Le vieil adage énonçant que « le droit mène à tous pourvu qu’on en sorte » prend bien sa place dans la vie politique… et peut-être même trop ! C’est sûr que pour nous, juristes, cela constitue un avantage sitôt que le saut en politique nous intéresse. Toutefois, d’un point de vue purement citoyen, il est
difficile d’ignorer la « trop » grande place qu’occupe les professions dites libérales aux postes de décideurs dans la société. Professeurs, médecins, ingénieurs, femmes et hommes d’affaires. Quand est-ce la dernière fois que l’on vît un charpentier ou un menuisier à un poste d’élu ? Certes, on peut comprendre que les travailleurs pratiquant certains métiers aient moins d’intérêt politique que d’autres, mais jusqu’à quel point ?

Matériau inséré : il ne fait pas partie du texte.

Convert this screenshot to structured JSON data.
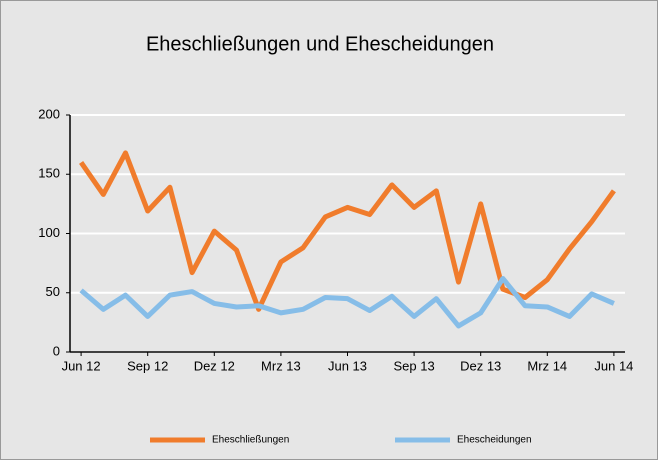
{
  "chart_data": {
    "type": "line",
    "title": "Eheschließungen und Ehescheidungen",
    "categories": [
      "Jun 12",
      null,
      null,
      "Sep 12",
      null,
      null,
      "Dez 12",
      null,
      null,
      "Mrz 13",
      null,
      null,
      "Jun 13",
      null,
      null,
      "Sep 13",
      null,
      null,
      "Dez 13",
      null,
      null,
      "Mrz 14",
      null,
      null,
      "Jun 14"
    ],
    "series": [
      {
        "name": "Eheschließungen",
        "color": "#f07c2c",
        "values": [
          160,
          133,
          168,
          119,
          139,
          67,
          102,
          86,
          36,
          76,
          88,
          114,
          122,
          116,
          141,
          122,
          136,
          59,
          125,
          53,
          46,
          61,
          87,
          110,
          136
        ]
      },
      {
        "name": "Ehescheidungen",
        "color": "#86bde8",
        "values": [
          52,
          36,
          48,
          30,
          48,
          51,
          41,
          38,
          39,
          33,
          36,
          46,
          45,
          35,
          47,
          30,
          45,
          22,
          33,
          62,
          39,
          38,
          30,
          49,
          41
        ]
      }
    ],
    "ylim": [
      0,
      200
    ],
    "yticks": [
      0,
      50,
      100,
      150,
      200
    ],
    "grid": true,
    "legend": "bottom"
  }
}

Une meilleure répartition des élus dans les différentes concentrations de métiers permettrait sans nul doute une diversification des points de vue sur les problèmes et les choix politiques dans notre pays. La sous-représentation de certaines catégories de métiers gruge certainement les intérêts de ces derniers. Tôt ou tard, il seranécessaire qu’une certaine représentativité fasse sa place sous peine de causer du tort à ces
professions. Après tout, n’est-il pas vrai que « la politique s’intéresse à tout »8, même aux concentrations ne s’intéressant pas à la politique ?

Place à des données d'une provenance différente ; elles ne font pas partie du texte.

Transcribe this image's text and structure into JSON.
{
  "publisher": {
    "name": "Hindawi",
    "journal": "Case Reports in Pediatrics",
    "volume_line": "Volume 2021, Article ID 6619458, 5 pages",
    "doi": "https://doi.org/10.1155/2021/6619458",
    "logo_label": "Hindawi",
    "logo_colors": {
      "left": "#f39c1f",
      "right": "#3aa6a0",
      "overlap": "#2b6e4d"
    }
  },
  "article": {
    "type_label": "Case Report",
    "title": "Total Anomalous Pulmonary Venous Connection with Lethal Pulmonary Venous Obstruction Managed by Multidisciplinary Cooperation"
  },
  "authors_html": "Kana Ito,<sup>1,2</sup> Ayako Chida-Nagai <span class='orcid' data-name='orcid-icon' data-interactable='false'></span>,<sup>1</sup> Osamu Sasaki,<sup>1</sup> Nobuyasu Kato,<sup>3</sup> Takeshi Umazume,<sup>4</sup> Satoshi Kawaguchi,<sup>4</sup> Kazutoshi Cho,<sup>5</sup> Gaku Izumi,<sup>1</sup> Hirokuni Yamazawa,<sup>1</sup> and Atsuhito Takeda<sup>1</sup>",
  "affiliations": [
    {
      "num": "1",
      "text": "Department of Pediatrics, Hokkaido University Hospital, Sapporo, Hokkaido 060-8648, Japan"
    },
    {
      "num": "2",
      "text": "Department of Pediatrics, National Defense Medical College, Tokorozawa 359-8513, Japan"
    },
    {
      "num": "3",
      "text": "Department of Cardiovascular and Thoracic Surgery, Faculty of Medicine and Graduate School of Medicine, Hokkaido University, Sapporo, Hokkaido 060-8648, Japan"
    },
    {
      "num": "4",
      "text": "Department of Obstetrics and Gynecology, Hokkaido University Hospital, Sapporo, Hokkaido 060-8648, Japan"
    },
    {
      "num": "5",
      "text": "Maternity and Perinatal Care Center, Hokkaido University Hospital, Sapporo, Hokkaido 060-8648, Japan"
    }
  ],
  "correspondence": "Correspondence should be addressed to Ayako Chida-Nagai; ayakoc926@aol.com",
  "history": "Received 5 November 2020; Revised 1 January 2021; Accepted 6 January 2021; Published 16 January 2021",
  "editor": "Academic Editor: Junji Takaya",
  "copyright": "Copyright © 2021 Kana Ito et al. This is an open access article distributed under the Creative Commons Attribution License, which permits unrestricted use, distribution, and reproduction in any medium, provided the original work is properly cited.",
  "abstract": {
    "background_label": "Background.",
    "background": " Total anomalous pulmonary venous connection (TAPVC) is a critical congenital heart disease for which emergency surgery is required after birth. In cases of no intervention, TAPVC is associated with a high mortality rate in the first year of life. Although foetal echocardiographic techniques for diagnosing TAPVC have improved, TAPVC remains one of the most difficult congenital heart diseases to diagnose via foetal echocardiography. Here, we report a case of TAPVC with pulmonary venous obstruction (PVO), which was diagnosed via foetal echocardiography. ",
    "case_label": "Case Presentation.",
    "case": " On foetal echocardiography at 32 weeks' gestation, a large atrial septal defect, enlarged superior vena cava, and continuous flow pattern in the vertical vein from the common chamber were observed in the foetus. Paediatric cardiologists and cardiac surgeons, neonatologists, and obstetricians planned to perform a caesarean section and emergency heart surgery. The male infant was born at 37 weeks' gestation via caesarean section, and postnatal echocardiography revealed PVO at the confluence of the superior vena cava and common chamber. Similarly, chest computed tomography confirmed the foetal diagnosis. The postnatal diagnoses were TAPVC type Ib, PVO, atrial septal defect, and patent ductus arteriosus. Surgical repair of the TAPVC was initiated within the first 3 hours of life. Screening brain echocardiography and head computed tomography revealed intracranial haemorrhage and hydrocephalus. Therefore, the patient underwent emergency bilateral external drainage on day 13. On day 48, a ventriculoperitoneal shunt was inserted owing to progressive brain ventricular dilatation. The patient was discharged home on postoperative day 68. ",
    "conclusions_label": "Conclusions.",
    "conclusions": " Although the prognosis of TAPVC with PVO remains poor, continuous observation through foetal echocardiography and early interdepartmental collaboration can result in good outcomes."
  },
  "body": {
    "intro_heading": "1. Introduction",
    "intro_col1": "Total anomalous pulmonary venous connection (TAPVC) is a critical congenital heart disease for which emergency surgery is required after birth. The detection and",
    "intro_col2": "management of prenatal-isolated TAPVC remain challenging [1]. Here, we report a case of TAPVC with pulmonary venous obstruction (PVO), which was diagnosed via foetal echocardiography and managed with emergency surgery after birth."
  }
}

Jusqu’à ce qu’un changement s’opère sur le sujet, la vie de politicien reste une bonne option pour tous ceux et celles qui désirent utiliser leur baccalauréat en droit pour faire le grand plongeon dans ce merveilleux monde qu’est la politique contemporaine.

Alexandre Paquette,

Secrétaire coordonnateur

 

 

1 https://www.liberal.ca/fr/tres-hon-justin-trudeau

2 http://www.assnat.qc.ca/fr/deputes/khadir-amir-25/biographie.html

3 http://www.assnat.qc.ca/fr/deputes/statistiques-deputes.html

4 http://www.assnat.qc.ca/fr/deputes/statistiques-deputes.html

5 http://ici.radio-canada.ca/nouvelle/662224/professions-deputes-gouvernement-quebec-partis-assemblee-nationale

6 http://ici.radio-canada.ca/nouvelle/747964/nomination-conseil-ministres-cabinet-gouvernement-justin-trudeau

7 Soit respectivement les premiers ministres Pierre Marc Johnson, Daniel Johnson (fils), Lucien Bouchard, Bernard Landry et Jean Charest.

8 Niccolò Machiavelli. Le Prince. Traduction de Jean-Vincent Périès (1785-1829), Montréal, Les Éditions CEC, « Philosophies vivantes », 2008, 117 p.